Auditing and Accounting

Materiality
Materiality is a term used in accounting and auditing that refers to the degree of an exclusion or misstatement of accounting information where by in the light of surrounding conditions, it makes possible that the verdict of a realistic person depending on that accounted information would be influenced by the misstatement or omission. It directly depends on the size of an error. Thus, an auditor verifies whether the financial statements are to the acceptable standards in financial framework, for example, those of Generally Accepted Accounting Principle (GAAP).

Reasonable assurance in an auditors report is said to be the degree of confidence to an individual or group that receives the information to treat it as legitimate and unaltered. This report is an opinion on whether the information presented is true, correct and free of material misstatements (Riahi-Belkaoui, 1992). It is a useful mechanism for reporting information mostly financial data to the users, particularly in business sectors. Todays standard relies on this concept of reasonable assurance in depicting the intensity of dependence to be found on audited information.

The main reason of an audit is to increase the credibility of a financial data by giving a written reasonable assurance mostly from a source that is not part of that organization. Therefore, providing reasonable assurance to the user is not easy but it is vital in order make sure that reports are fair and a true in reference to the standards of accounting and this is done by ensuring auditors independence in the whole process.
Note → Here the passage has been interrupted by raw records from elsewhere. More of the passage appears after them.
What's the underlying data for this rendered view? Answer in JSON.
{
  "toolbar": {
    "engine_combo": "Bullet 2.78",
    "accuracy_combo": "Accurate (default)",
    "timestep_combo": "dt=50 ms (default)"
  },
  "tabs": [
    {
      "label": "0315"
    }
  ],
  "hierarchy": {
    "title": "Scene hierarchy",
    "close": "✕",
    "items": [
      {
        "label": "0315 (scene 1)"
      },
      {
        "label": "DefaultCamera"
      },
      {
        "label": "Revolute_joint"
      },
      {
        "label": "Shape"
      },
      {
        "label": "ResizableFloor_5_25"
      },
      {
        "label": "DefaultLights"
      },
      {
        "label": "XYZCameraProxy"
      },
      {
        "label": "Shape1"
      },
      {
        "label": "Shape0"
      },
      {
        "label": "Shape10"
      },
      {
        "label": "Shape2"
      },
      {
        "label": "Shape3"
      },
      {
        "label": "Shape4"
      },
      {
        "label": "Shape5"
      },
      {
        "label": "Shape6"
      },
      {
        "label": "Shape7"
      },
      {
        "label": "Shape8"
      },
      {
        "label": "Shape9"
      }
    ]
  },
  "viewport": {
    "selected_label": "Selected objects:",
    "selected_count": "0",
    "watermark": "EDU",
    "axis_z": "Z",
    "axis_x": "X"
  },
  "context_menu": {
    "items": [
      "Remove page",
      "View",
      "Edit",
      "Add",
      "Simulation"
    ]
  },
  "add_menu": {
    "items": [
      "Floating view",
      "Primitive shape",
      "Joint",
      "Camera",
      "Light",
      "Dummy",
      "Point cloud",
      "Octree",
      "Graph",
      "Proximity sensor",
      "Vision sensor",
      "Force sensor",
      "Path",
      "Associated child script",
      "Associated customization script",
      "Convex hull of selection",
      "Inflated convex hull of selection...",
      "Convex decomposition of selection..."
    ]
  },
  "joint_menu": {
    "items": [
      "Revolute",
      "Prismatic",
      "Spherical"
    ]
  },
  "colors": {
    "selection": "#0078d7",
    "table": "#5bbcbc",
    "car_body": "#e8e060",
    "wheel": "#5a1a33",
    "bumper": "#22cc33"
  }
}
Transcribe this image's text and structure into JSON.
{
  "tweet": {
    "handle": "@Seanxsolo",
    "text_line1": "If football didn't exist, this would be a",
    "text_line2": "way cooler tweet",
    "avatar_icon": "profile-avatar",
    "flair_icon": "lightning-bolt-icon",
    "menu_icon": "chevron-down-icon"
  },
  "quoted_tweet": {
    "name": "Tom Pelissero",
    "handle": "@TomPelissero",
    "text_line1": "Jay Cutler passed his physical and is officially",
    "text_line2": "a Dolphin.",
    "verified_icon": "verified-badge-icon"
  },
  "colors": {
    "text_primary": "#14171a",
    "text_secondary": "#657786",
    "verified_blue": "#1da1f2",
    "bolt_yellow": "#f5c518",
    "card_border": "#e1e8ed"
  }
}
This concept is not easy but it has to be done if we want to succeed and avoid the negative altitude the public has on this profession (Rezaee, et al, 2002).

Whereas the audit report could indicate that the company is wealthy it is a necessary but not a sufficient barometer. You have to look at other factors like the general management condition performance trends over time, the debt position and how the company intends to finance itself and so forth. It is important to consult professional consultants to be sure whether to invest or not .Note that it is an audit requirement for companies facing eminent profit decline or loss to include such warnings in their audit reports. Such information helps in making decisions based on your investment option.